For a given threshold \(c\), suppose \(t=\mbox{FPF}(c)= S_{\bar D}(c)\), so \(c=S_{\bar D}^{-1}(t)\) and we obtain \[ \mbox{ROC}(t) = \mbox{TPF}(c) = S_D(c) = S_D(S_{\bar D}^{-1}(t)). \]

C.2 AUC

The area under the curve (AUC) is defined as \[ \mbox{AUC} = \int_0^1 \mbox{ROC}(t)dt \] and we have

\[\begin{equation} \tag{C.1} \mbox{AUC} = \Pr(Y_D > Y_{\bar D}), \end{equation}\]

if \(Y_D\) and \(Y_{\bar D}\) are independent test results from the diseased and non-diseased populations, respectively.

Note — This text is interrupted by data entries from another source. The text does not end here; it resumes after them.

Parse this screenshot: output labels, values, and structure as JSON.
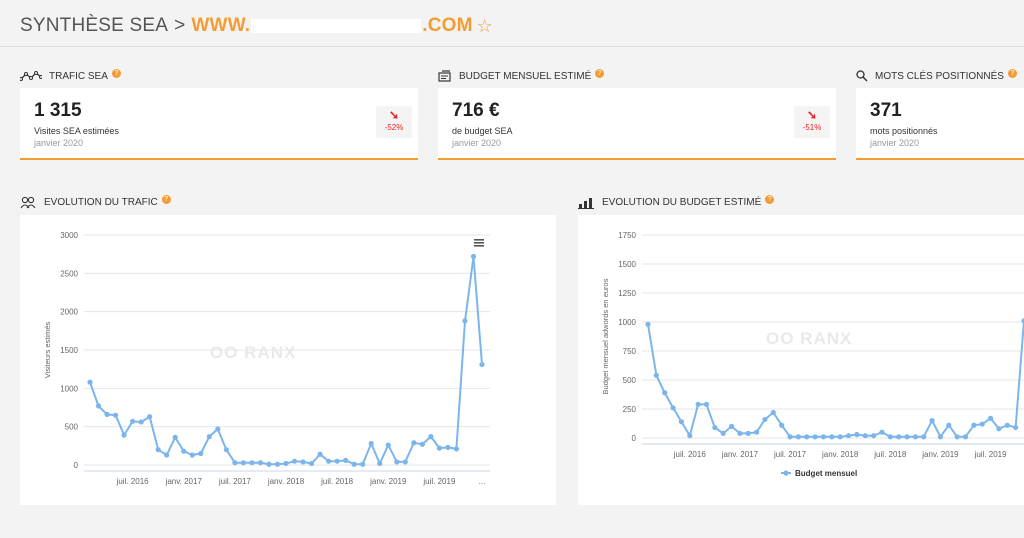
{
  "header": {
    "prefix": "SYNTHÈSE SEA",
    "separator": ">",
    "domain_start": "WWW.",
    "domain_end": ".COM",
    "star_icon": "star-icon"
  },
  "colors": {
    "accent": "#f39c34",
    "series": "#7cb5ec",
    "negative": "#e3262c"
  },
  "kpis": [
    {
      "label": "TRAFIC SEA",
      "value": "1 315",
      "desc": "Visites SEA estimées",
      "date": "janvier 2020",
      "change": "-52%",
      "icon": "trend-line-icon"
    },
    {
      "label": "BUDGET MENSUEL ESTIMÉ",
      "value": "716 €",
      "desc": "de budget SEA",
      "date": "janvier 2020",
      "change": "-51%",
      "icon": "budget-icon"
    },
    {
      "label": "MOTS CLÉS POSITIONNÉS",
      "value": "371",
      "desc": "mots positionnés",
      "date": "janvier 2020",
      "icon": "search-icon"
    }
  ],
  "sections": {
    "traffic": {
      "label": "EVOLUTION DU TRAFIC",
      "icon": "users-icon"
    },
    "budget": {
      "label": "EVOLUTION DU BUDGET ESTIMÉ",
      "icon": "chart-icon"
    }
  },
  "chart_data": [
    {
      "type": "line",
      "title": "",
      "xlabel": "",
      "ylabel": "Visiteurs estimés",
      "ylim": [
        0,
        3000
      ],
      "yticks": [
        0,
        500,
        1000,
        1500,
        2000,
        2500,
        3000
      ],
      "xtick_labels": [
        {
          "label": "juil. 2016",
          "index": 5
        },
        {
          "label": "janv. 2017",
          "index": 11
        },
        {
          "label": "juil. 2017",
          "index": 17
        },
        {
          "label": "janv. 2018",
          "index": 23
        },
        {
          "label": "juil. 2018",
          "index": 29
        },
        {
          "label": "janv. 2019",
          "index": 35
        },
        {
          "label": "juil. 2019",
          "index": 41
        },
        {
          "label": "...",
          "index": 46
        }
      ],
      "watermark": "OO RANX",
      "grid": true,
      "series": [
        {
          "values": [
            1080,
            770,
            660,
            650,
            390,
            570,
            560,
            630,
            200,
            130,
            360,
            180,
            130,
            150,
            370,
            470,
            200,
            30,
            30,
            30,
            30,
            10,
            10,
            20,
            50,
            40,
            20,
            140,
            50,
            50,
            60,
            10,
            10,
            280,
            20,
            260,
            40,
            40,
            290,
            270,
            370,
            220,
            230,
            210,
            1880,
            2720,
            1310
          ]
        }
      ]
    },
    {
      "type": "line",
      "title": "",
      "xlabel": "",
      "ylabel": "Budget mensuel adwords en euros",
      "ylim": [
        0,
        1750
      ],
      "yticks": [
        0,
        250,
        500,
        750,
        1000,
        1250,
        1500,
        1750
      ],
      "xtick_labels": [
        {
          "label": "juil. 2016",
          "index": 5
        },
        {
          "label": "janv. 2017",
          "index": 11
        },
        {
          "label": "juil. 2017",
          "index": 17
        },
        {
          "label": "janv. 2018",
          "index": 23
        },
        {
          "label": "juil. 2018",
          "index": 29
        },
        {
          "label": "janv. 2019",
          "index": 35
        },
        {
          "label": "juil. 2019",
          "index": 41
        }
      ],
      "watermark": "OO RANX",
      "grid": true,
      "legend": {
        "position": "bottom"
      },
      "series": [
        {
          "name": "Budget mensuel",
          "values": [
            980,
            540,
            390,
            260,
            140,
            20,
            290,
            290,
            90,
            40,
            100,
            40,
            40,
            50,
            160,
            220,
            110,
            10,
            10,
            10,
            10,
            10,
            10,
            10,
            20,
            30,
            20,
            20,
            50,
            10,
            10,
            10,
            10,
            10,
            150,
            10,
            110,
            10,
            10,
            110,
            120,
            170,
            80,
            110,
            90,
            1010
          ]
        }
      ]
    }
  ]
}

To proof this result, we first note that the derivative of a survivor function \(S(y)\) of a continous test result \(Y\) is closely related to the cumulative distribution function \(F(y)\) of \(Y\): \[ S(y) = \Pr(Y \geq y) = 1 - \Pr(Y < y) = 1 - \Pr(Y \leq y) = 1 - F(y) \] Now \[\begin{eqnarray*} \ifthenelse{\isempty{}} {\frac{d\,F(y)}{d\,y}} {\frac{d^{} F(y)}{d\,y^{}}} = f(y) \end{eqnarray*}\] where \(f(y)\) denotes the density function of \(Y\). Therefore \[ \ifthenelse{\isempty{}} {\frac{d\,S(y)}{d\,y}} {\frac{d^{} S(y)}{d\,y^{}}} = -f(y). \]

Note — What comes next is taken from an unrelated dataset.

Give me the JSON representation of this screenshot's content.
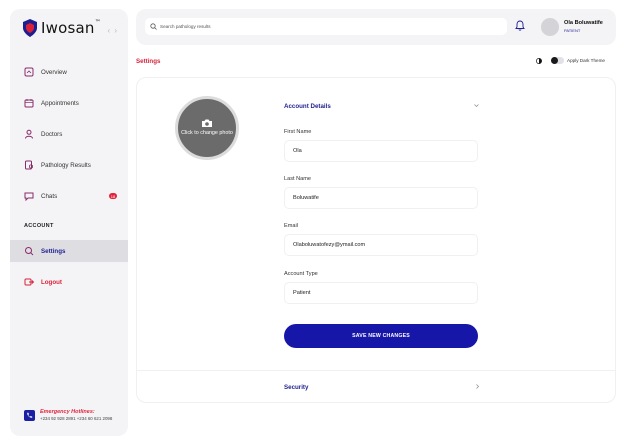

Now consider \[\begin{eqnarray} \tag{C.2} \mbox{AUC} &=& \int_0^1 \mbox{ROC}(t)dt \nonumber \\ &=& \int_0^1 S_D(S_{\bar D}^{-1}(t))dt \nonumber \\ &=& \int_{\infty}^{-\infty} S_D(y) \left\{ -f_{\bar D}(y) dy \right\}\nonumber \\ &=& \int_{-\infty}^{\infty} S_D(y) f_{\bar D}(y) dy, \end{eqnarray}\] where we have applied the substitution \(t=S_{\bar D}(y)\), so \[ dt = d S_{\bar D}(y) = -f_{\bar D}(y)dy. \] Let \(\mathsf{I}\{A\}\) denote the indicator function of an event \(A\). Now \(Y_D\) and \(Y_{\bar D}\) are assumed to be independent, so \[\begin{eqnarray*} \Pr(Y_D \geq Y_{\bar D}) &=& \int_{-\infty}^{\infty} \int_{-\infty}^{\infty} \mathsf{I}\{y_D \geq y_{\bar D}\} f(y_D, y_{\bar D}) dy_D dy_{\bar D} \\ &=& \int_{-\infty}^{\infty} \int_{-\infty}^{\infty} \mathsf{I}\{y_D \geq y_{\bar D}\} f_D(y_D) f_{\bar D}(y_{\bar D}) dy_D dy_{\bar D} \\ &=& \int_{-\infty}^{\infty} \int_{-\infty}^{\infty} \left[ \mathsf{I}\{y_D \geq y_{\bar D}\} f_D(y_D)dy_D \right] f_{\bar D}(y_{\bar D}) dy_{\bar D} \\ &=& \int_{-\infty}^{\infty} \Pr(Y_D \geq y_{\bar D}) f_{\bar D}(y_{\bar D}) dy_{\bar D} \\ &=& \int_{-\infty}^{\infty} S_D(y_{\bar D}) f_{\bar D}(y_{\bar D}) dy_{\bar D} \end{eqnarray*}\]

where the last equation is equal to (C.2) with \(y_{\bar D}=y\). This proofs equation (C.1).